Just as a chain cannot be its own support – no matter how long – neither can a collection of contingent beings ever be a sufficient reason for its own existence. 

That is, if everything in the universe is merely contingent and dependent for its existence on something external to itself, then none of these things can account for their own existence, or that of anything else, prior to having been caused. 

Therefore, we must conclude with St. Thomas that:

Not all beings are merely possible, but there must exist something the existence of which is necessary.

This necessary being is uncaused and self-existent, as St. Thomas explains:

But every necessary thing either has its necessity caused by another, or not. Now it is impossible to go on to infinity in necessary things which have their necessity caused by another, as has been already proved in regard to efficient causes.[5]

Therefore, the conclusion is inescapable:

We cannot but postulate the existence of some being having of itself its own necessity, and not receiving it from another, but rather causing in others their necessity. This all men speak of as God.

Conclusions drawn from the first three ways

We have now examined the first three of St. Thomas’s “five ways” of proving the existence of God.

You will have noticed that they are all very similar to each other, in some respects they can be considered the same proof considered from different aspects. They each have a different starting pointing, but they follow the same general line of argument. 

The “first way” begins from the undeniable observation that the things of our experience change. 

The “second way” begins from the undeniable observation that the things of our experience are caused by something other than themselves. 

The “third way” begins from the undeniable observation that the things of our experience are merely “possible” and not “necessary.”

From these observations, it can be demonstrated that there must be an “Unmoved Mover,” an “Uncaused Cause,” and a “Necessary Being.” We have seen that other divine attributes can be derived from these attributes. Such a being must be eternal, infinite, perfect, personal, and the creator and sustainer of all things that exist. In future articles we will demonstrate all of this clearly.

However, in these conclusions, we already have the foundations of the true religion, as Désiré-Joseph Cardinal Mercier writes:

We are now able to draw from the proofs of the existence of God which we have established, an important moral consequence; namely, the foundation of religion. If we are indebted to a first Being for our essential perfections, our activity and our existence, there is a moral obligation on us of worshipping that Being. The act of worship whereby we confess that God alone is He who is and that our being and perfections are essentially dependent upon Him is that of adoration. And adoration, which embraces the internal avowal of the human soul that it is subordinate to Him and the external manifestation of this avowal, is the fundamental act of natural religion.[6]

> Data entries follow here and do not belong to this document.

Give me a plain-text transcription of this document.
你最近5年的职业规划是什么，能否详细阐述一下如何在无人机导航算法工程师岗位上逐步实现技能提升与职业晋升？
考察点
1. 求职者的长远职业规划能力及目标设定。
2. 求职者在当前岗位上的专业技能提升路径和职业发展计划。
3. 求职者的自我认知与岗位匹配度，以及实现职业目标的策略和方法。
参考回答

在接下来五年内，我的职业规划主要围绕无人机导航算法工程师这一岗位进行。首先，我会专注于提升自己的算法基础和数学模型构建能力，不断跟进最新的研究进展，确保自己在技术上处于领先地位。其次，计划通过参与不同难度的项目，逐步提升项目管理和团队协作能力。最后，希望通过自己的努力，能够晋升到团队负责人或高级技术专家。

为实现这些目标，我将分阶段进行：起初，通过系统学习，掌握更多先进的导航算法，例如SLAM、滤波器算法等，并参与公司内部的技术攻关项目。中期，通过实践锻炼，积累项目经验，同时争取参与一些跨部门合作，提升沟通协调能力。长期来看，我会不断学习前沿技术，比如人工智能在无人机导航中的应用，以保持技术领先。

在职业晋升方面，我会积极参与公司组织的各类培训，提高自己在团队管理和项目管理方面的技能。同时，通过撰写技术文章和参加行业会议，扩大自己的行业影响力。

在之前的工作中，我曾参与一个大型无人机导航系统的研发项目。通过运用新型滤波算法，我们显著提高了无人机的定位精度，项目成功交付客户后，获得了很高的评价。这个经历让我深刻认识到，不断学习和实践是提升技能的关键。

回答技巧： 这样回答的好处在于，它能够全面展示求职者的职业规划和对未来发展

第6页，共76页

Thus, the human being is moved from the recognition of God’s existence, to the worship of God, and, ultimately, as we shall see, to the acceptance that this God has revealed himself to mankind in Jesus Christ. 

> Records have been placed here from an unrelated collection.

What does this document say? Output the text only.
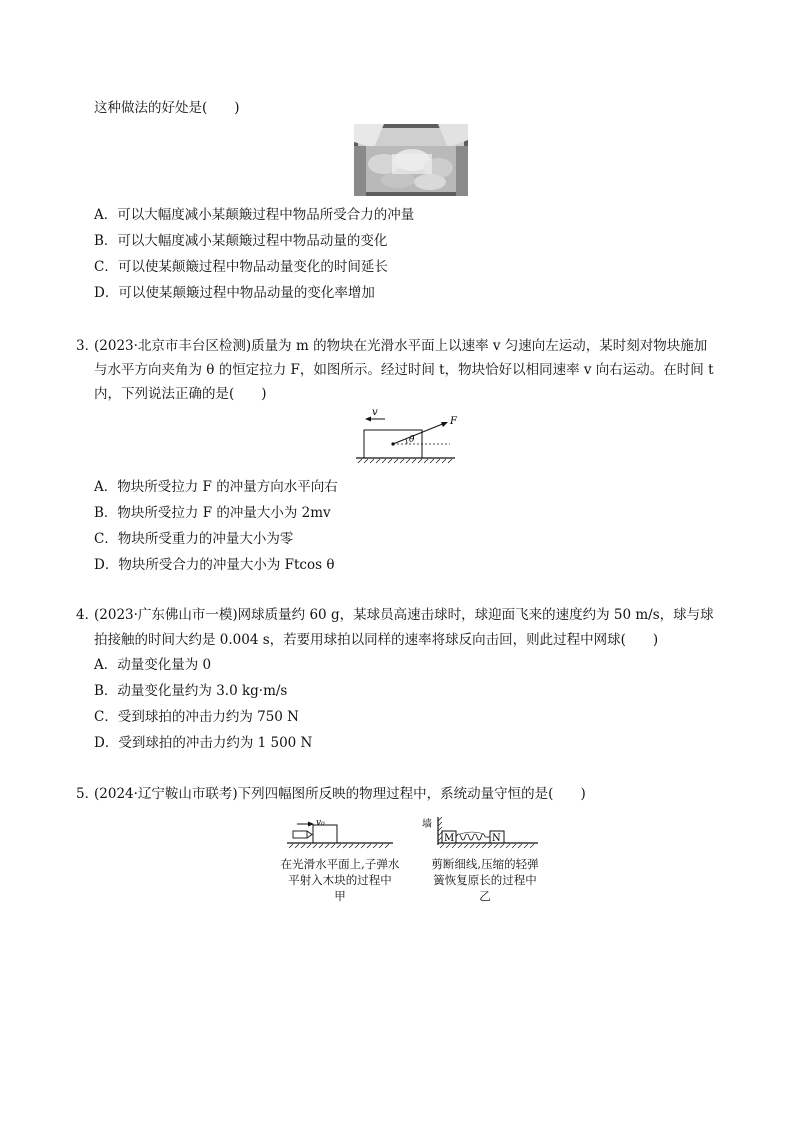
这种做法的好处是(　　)
A．可以大幅度减小某颠簸过程中物品所受合力的冲量
B．可以大幅度减小某颠簸过程中物品动量的变化
C．可以使某颠簸过程中物品动量变化的时间延长
D．可以使某颠簸过程中物品动量的变化率增加
3．
(2023·北京市丰台区检测)质量为 m 的物块在光滑水平面上以速率 v 匀速向左运动，某时刻对物块施加
与水平方向夹角为 θ 的恒定拉力 F，如图所示。经过时间 t，物块恰好以相同速率 v 向右运动。在时间 t
内，下列说法正确的是(　　)
v
F
θ
A．物块所受拉力 F 的冲量方向水平向右
B．物块所受拉力 F 的冲量大小为 2mv
C．物块所受重力的冲量大小为零
D．物块所受合力的冲量大小为 Ftcos θ
4．
(2023·广东佛山市一模)网球质量约 60 g，某球员高速击球时，球迎面飞来的速度约为 50 m/s，球与球
拍接触的时间大约是 0.004 s，若要用球拍以同样的速率将球反向击回，则此过程中网球(　　)
A．动量变化量为 0
B．动量变化量约为 3.0 kg·m/s
C．受到球拍的冲击力约为 750 N
D．受到球拍的冲击力约为 1 500 N
5．
(2024·辽宁鞍山市联考)下列四幅图所反映的物理过程中，系统动量守恒的是(　　)
v₀
在光滑水平面上,子弹水
平射入木块的过程中
甲
墙
M	N
剪断细线,压缩的轻弹
簧恢复原长的过程中
乙
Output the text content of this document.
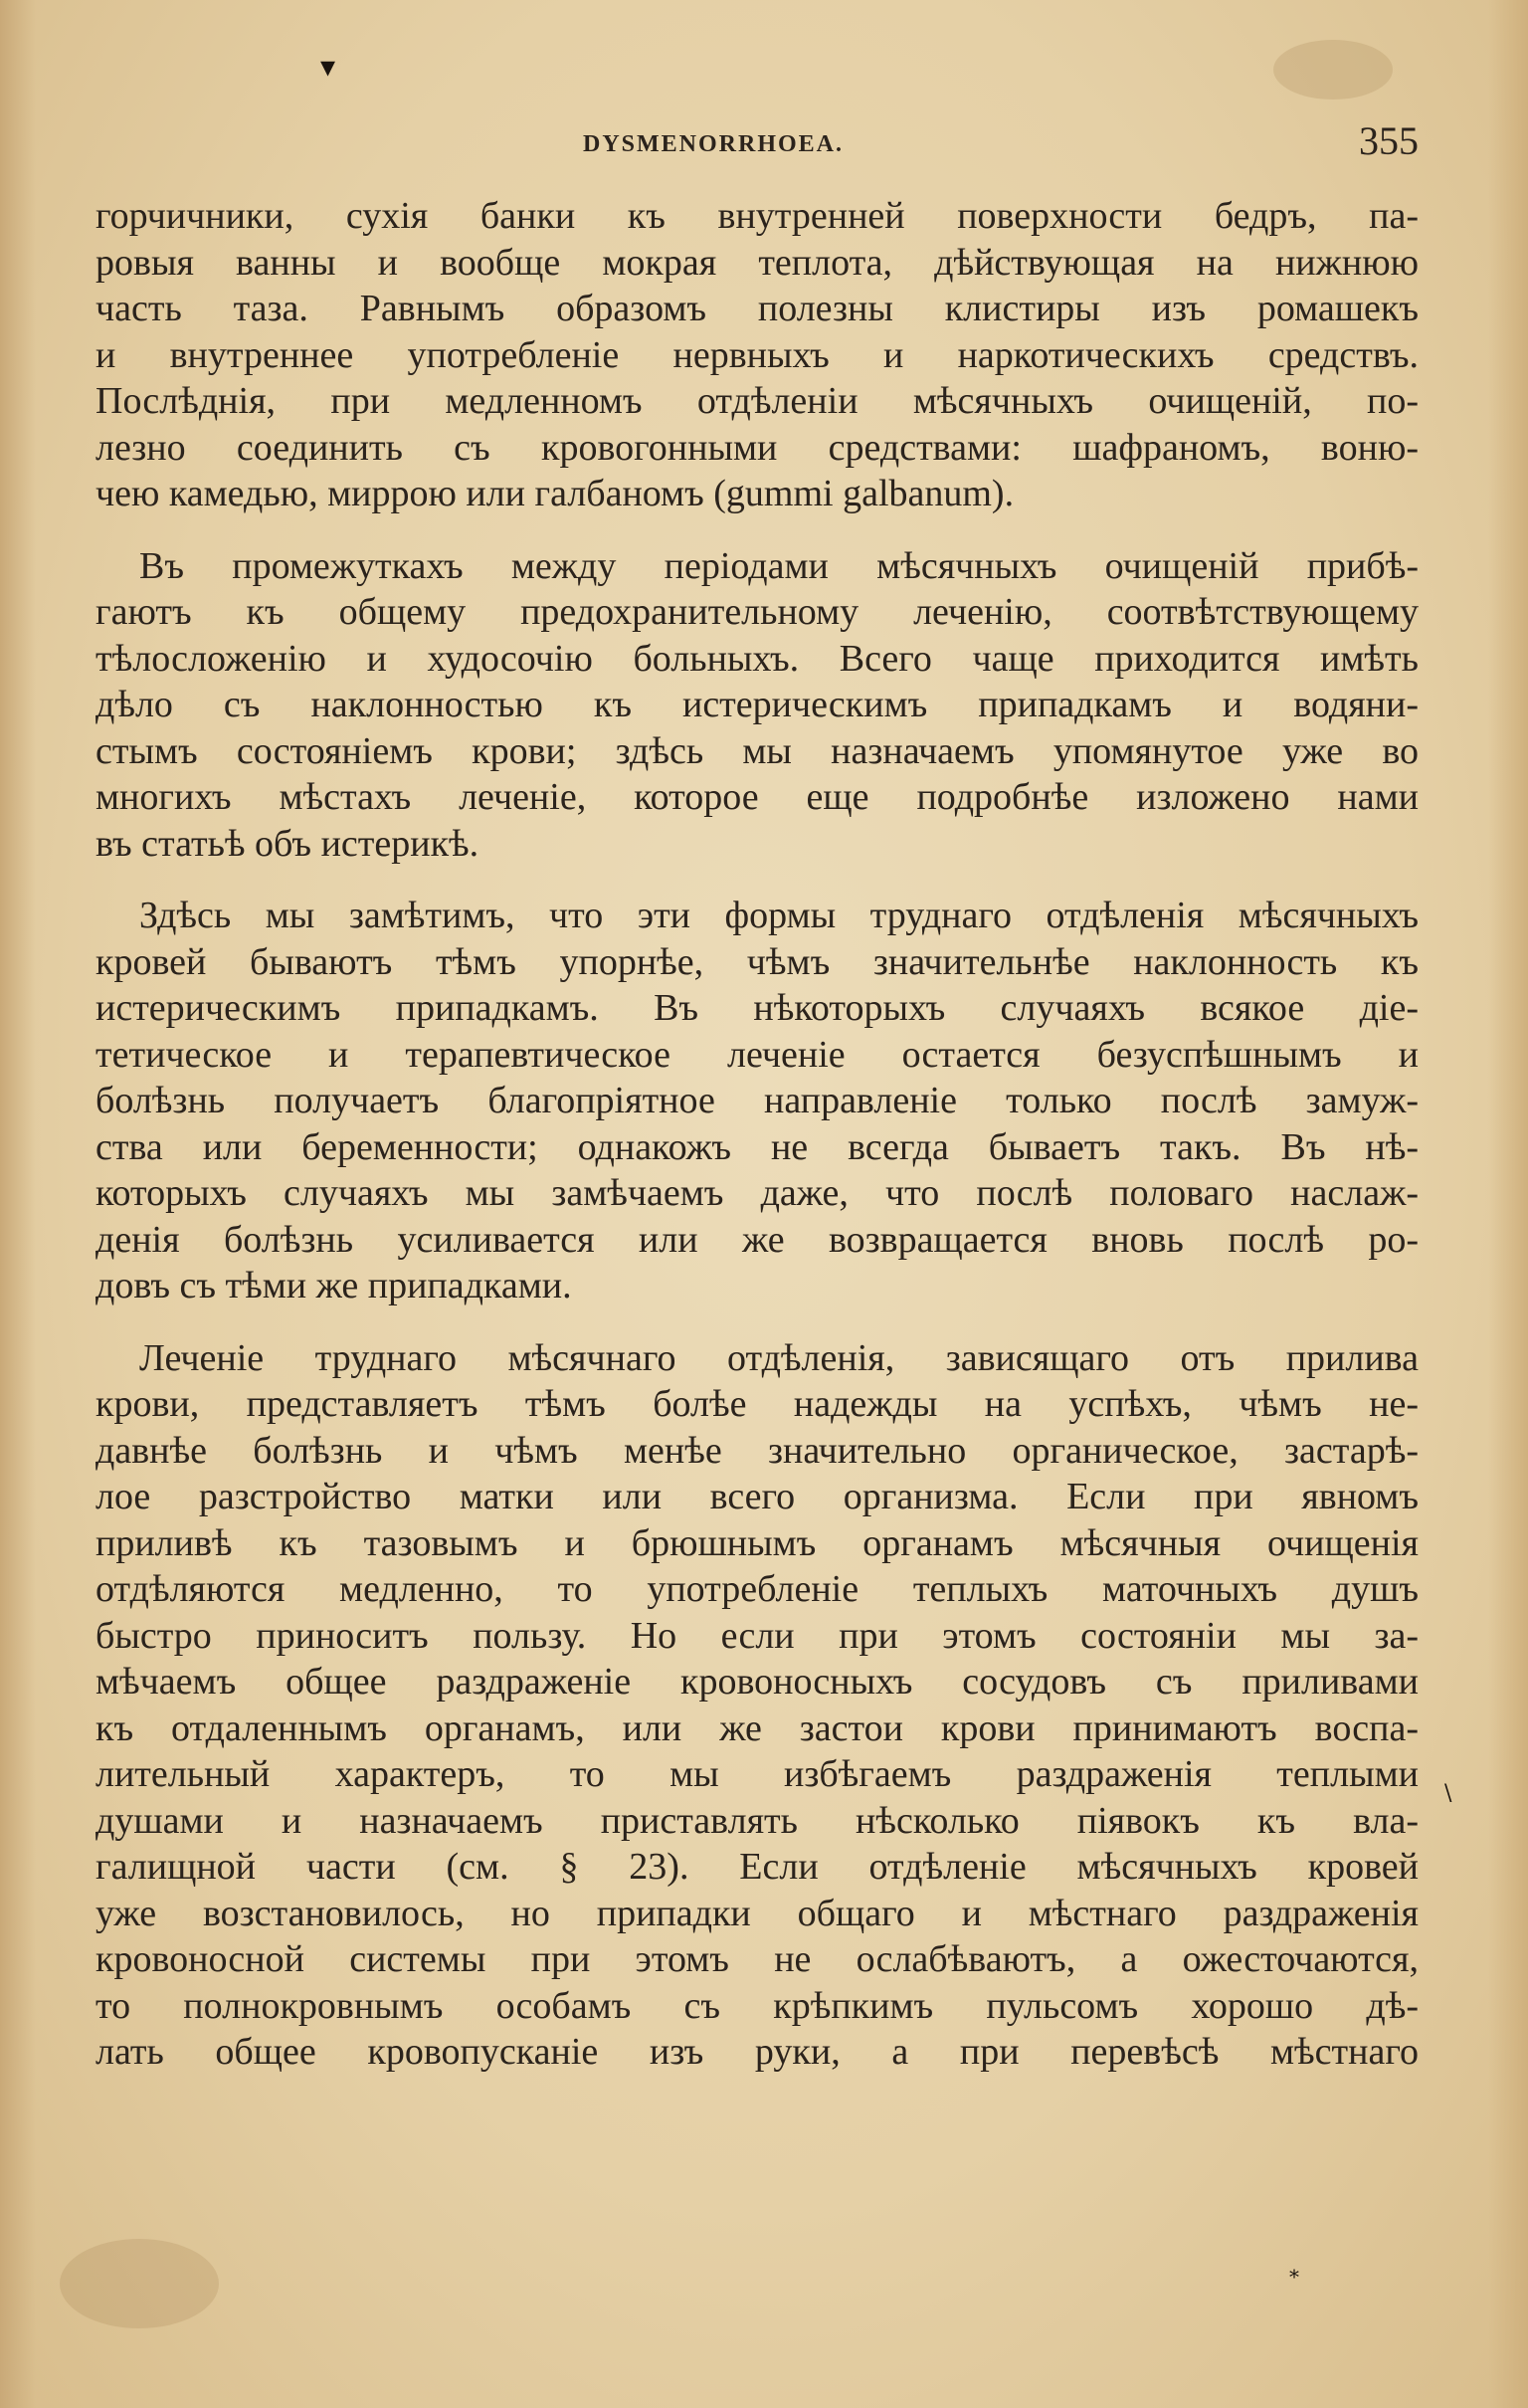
▾
\
*
DYSMENORRHOEA.	355
горчичники, сухія банки къ внутренней поверхности бедръ, па-
ровыя ванны и вообще мокрая теплота, дѣйствующая на нижнюю
часть таза. Равнымъ образомъ полезны клистиры изъ ромашекъ
и внутреннее употребленіе нервныхъ и наркотическихъ средствъ.
Послѣднія, при медленномъ отдѣленіи мѣсячныхъ очищеній, по-
лезно соединить съ кровогонными средствами: шафраномъ, воню-
чею камедью, миррою или галбаномъ (gummi galbanum).
Въ промежуткахъ между періодами мѣсячныхъ очищеній прибѣ-
гаютъ къ общему предохранительному леченію, соотвѣтствующему
тѣлосложенію и худосочію больныхъ. Всего чаще приходится имѣть
дѣло съ наклонностью къ истерическимъ припадкамъ и водяни-
стымъ состояніемъ крови; здѣсь мы назначаемъ упомянутое уже во
многихъ мѣстахъ леченіе, которое еще подробнѣе изложено нами
въ статьѣ объ истерикѣ.
Здѣсь мы замѣтимъ, что эти формы труднаго отдѣленія мѣсячныхъ
кровей бываютъ тѣмъ упорнѣе, чѣмъ значительнѣе наклонность къ
истерическимъ припадкамъ. Въ нѣкоторыхъ случаяхъ всякое діе-
тетическое и терапевтическое леченіе остается безуспѣшнымъ и
болѣзнь получаетъ благопріятное направленіе только послѣ замуж-
ства или беременности; однакожъ не всегда бываетъ такъ. Въ нѣ-
которыхъ случаяхъ мы замѣчаемъ даже, что послѣ половаго наслаж-
денія болѣзнь усиливается или же возвращается вновь послѣ ро-
довъ съ тѣми же припадками.
Леченіе труднаго мѣсячнаго отдѣленія, зависящаго отъ прилива
крови, представляетъ тѣмъ болѣе надежды на успѣхъ, чѣмъ не-
давнѣе болѣзнь и чѣмъ менѣе значительно органическое, застарѣ-
лое разстройство матки или всего организма. Если при явномъ
приливѣ къ тазовымъ и брюшнымъ органамъ мѣсячныя очищенія
отдѣляются медленно, то употребленіе теплыхъ маточныхъ душъ
быстро приноситъ пользу. Но если при этомъ состояніи мы за-
мѣчаемъ общее раздраженіе кровоносныхъ сосудовъ съ приливами
къ отдаленнымъ органамъ, или же застои крови принимаютъ воспа-
лительный характеръ, то мы избѣгаемъ раздраженія теплыми
душами и назначаемъ приставлять нѣсколько піявокъ къ вла-
галищной части (см. § 23). Если отдѣленіе мѣсячныхъ кровей
уже возстановилось, но припадки общаго и мѣстнаго раздраженія
кровоносной системы при этомъ не ослабѣваютъ, а ожесточаются,
то полнокровнымъ особамъ съ крѣпкимъ пульсомъ хорошо дѣ-
лать общее кровопусканіе изъ руки, а при перевѣсѣ мѣстнаго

1 All quotations from St Thomas Aquinas are from Summa Theologica, I. q.2. a.3.
2 George Hayward Joyce S.J., Principles of Natural Theology, (London, 1924), p81
3 Joyce, Principles, p81-2.
4 Joyce, Principles,  p82.
5 See the previous article for this proof: https://www.lifesitenews.com/opinion/without-god-nothing-else-could-exist/
6 Désiré-Joseph Cardinal Mercier, Manual of Modern Scholastic Philosophy, Vol. II (translated T.L Parker and S. A. Parker) (London, 1917), p46.